Tuesday, September 2, 2014

Baked Mini Donuts

















 I love donuts more then anything that you can consume. I love them I love them I love them. Last year I picked up a Sauveur magazine because of the donuts on the cover. I bought some donut pans and pulled out the article. However I did not use the recipe in the article. I changed the whole thing to get my own light version of the baked donut. I feel like the magic of the doughnut is the fried bread. When I read the recipe I thought that it would be heavy and dry, so I changed the typed and quantities of the flours and butter/ shortening. The recipe came out great. Here is my version of the baked donut.

Ingredients
1/2c sugar
1/2c butter
1/4c Crisco
1c flour
1 1/4c cake flour
1/2tbsp baking powder
1/4tsp salt
1/4tsp nutmeg
dash of cardamom
1 egg
1/2c milk

Sprinkles

Glaze
1 1/2c confectioners' sugar, sifted to remove any lumps
3 to 4tbsp milk or water
2tsp vanilla extract 
For chocolate (add 4tbsp cocoa powder)

Place the sugar in a medium bowl and slowly stir in the milk and vanilla, a little at a time, to make a smooth, pourable glaze.  

Method
Heat oven to 400°. Grease donut tins with butter or baking spray; set aside. Whisk flour, baking powder, salt, nutmeg, and cardamom in a bowl; set aside.

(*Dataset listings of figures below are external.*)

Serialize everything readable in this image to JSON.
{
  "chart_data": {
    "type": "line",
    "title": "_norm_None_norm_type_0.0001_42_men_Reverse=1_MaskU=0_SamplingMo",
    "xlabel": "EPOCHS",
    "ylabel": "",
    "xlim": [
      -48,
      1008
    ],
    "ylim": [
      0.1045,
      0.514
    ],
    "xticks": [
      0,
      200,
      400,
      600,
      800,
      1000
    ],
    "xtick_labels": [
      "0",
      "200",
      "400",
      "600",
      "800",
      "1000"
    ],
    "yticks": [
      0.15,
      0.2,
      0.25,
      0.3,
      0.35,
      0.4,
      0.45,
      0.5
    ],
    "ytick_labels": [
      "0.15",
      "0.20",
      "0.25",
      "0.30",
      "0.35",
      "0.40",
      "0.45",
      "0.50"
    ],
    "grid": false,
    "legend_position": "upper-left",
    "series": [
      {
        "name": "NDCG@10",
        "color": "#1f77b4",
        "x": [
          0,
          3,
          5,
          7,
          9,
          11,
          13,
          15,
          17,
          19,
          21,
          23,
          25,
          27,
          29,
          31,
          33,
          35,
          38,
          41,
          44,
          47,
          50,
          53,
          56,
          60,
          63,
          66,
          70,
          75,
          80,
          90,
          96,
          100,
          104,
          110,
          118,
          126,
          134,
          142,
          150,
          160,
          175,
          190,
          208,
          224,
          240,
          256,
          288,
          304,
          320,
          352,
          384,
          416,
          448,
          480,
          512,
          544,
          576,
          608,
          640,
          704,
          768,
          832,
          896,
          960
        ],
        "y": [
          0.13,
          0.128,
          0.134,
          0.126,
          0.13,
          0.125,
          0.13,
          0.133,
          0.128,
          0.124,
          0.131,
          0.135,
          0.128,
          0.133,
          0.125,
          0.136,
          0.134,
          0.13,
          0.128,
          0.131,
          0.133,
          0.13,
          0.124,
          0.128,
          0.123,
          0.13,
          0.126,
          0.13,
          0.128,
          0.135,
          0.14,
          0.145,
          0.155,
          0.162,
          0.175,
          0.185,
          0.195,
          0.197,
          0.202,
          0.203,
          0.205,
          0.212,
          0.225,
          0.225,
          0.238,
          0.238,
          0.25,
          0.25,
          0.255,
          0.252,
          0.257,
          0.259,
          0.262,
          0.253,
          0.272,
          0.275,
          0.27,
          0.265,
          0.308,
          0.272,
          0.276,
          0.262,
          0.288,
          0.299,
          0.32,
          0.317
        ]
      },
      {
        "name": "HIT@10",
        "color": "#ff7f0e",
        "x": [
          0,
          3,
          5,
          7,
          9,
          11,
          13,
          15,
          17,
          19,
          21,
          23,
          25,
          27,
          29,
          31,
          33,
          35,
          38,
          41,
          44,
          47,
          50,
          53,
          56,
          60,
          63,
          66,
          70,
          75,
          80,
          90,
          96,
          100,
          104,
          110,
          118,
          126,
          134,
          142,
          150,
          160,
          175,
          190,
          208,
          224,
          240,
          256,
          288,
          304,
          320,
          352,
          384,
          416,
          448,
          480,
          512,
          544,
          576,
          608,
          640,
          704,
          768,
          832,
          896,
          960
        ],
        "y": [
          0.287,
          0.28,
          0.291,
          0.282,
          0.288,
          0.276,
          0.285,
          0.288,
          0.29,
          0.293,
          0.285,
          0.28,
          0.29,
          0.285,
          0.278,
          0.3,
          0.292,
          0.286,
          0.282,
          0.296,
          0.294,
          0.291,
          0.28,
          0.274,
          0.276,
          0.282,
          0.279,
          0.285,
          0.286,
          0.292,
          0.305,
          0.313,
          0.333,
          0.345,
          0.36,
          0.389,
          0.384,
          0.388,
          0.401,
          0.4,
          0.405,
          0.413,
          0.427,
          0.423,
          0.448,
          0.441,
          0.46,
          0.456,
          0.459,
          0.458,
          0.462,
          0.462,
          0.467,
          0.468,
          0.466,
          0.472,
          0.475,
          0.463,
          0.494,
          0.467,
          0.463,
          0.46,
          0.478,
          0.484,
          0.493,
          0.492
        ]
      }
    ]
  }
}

Using a hand mixer, beat  butter and sugar in a bowl until fluffy. Add egg, beating well after addition. Alternate adding dry ingredients and milk  beat until batter is smooth.














Spoon batter into prepared tins; bake until golden and a toothpick inserted into donuts comes out clean, 15–20 minutes.


 











Invert donuts onto a baking sheet with a wire rack; let cool completely.